Though the public’s attention is shifting to the Middle East, the standoff with Russia remains no less serious as it slips off the front pages. Even though the ceasefire appears to be holding, more or less, in Ukraine, Russia’s provocations in the region continue apace. As the FT reminds us, Russian military aircraft continue to conduct frequent incursions into NATO airspace—particularly over the wary Baltic states:
Nato fighters policing Baltic airspace were scrambled 68 times along Lithuania’s borders this year, by far the highest count in more than 10 years. Latvia registered 150 “close incidents”, cases where Russian aircraft were found approaching and observed for risky behaviour. Estonia said its sovereign airspace had been violated by Russian aircraft five times this year, nearing the total count of seven over the previous eight years. […]“[We] can attribute some of these flights to an increase in Russian military exercises and activity along Nato’s eastern borders but in many cases the Russian military is being provocative by probing airspace they are not authorised to enter,” said one senior Nato military officer, who confirmed there was significant concern over the increased number of incidents. “As in Ukraine, Russian aggressiveness in the air adds to the tension between the international community and the Kremlin.”
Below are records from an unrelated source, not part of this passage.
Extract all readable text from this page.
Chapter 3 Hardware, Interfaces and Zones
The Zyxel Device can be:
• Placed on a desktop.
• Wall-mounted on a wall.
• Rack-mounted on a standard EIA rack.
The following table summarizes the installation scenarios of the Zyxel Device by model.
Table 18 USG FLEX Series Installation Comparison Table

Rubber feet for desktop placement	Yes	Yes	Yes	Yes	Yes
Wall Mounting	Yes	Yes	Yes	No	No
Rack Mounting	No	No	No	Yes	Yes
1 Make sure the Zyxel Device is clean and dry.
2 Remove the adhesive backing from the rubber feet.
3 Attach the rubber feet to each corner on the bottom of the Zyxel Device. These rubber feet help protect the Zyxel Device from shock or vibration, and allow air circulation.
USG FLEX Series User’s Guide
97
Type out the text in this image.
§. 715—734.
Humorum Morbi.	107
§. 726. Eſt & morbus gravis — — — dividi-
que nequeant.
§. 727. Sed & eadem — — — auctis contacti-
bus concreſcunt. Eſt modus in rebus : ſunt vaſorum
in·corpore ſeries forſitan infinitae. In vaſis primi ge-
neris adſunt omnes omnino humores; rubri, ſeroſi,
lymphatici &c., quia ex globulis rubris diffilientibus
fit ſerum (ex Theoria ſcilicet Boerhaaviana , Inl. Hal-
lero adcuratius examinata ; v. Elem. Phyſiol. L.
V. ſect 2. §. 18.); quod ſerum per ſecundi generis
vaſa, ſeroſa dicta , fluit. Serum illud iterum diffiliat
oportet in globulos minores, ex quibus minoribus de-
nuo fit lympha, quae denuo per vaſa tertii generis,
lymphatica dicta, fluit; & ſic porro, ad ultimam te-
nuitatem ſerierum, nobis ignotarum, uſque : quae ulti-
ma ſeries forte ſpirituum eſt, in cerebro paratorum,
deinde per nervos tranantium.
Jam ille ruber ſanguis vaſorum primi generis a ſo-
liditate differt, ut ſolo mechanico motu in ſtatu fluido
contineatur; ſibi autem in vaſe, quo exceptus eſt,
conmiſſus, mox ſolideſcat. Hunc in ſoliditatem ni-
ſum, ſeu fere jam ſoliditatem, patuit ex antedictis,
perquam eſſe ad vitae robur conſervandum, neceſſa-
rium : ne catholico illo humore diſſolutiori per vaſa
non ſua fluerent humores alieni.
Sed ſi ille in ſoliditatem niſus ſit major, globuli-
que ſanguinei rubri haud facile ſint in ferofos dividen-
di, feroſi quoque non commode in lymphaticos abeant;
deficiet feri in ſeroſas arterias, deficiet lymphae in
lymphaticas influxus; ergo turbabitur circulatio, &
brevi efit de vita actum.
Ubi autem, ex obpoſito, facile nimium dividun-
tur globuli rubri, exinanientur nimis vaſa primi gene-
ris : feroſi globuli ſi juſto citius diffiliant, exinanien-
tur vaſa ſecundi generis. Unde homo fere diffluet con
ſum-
Unlike Ukraine, of course, the Baltic states are full-fledged NATO members—NATO members that nonetheless have sizable Russian minorities. Putin’s people have already shown a willingness to encourage an uprising of Russian-speakers in the Baltics, with a member of his foreign ministry telling Russian-speakers in Riga last week that Russia would provide “serious support” to those who feel themselves and their language threatened by “neo-Nazism.” (Sound familiar?)The Western leaders’ biggest blunder during this crisis was talking a big game on Ukraine without being at all prepared to back up their promises with any concrete commitments. Putin has very successfully called their bluff. Does Putin now truly believe that NATO is in fact a paper tiger, and that it would stand idly by if armed Russian spetsnaz started showing up in restive areas of Latvia? Does NATO have contingency plans for dealing with the kind of slow-moving non-war disguised as an independence movement that has the full backing of Russia’s armed forces just beyond the border? These are the sorts of questions that, we hope, are keeping Western policymakers and strategists up at night. They certainly are doing nothing for our own beauty sleep.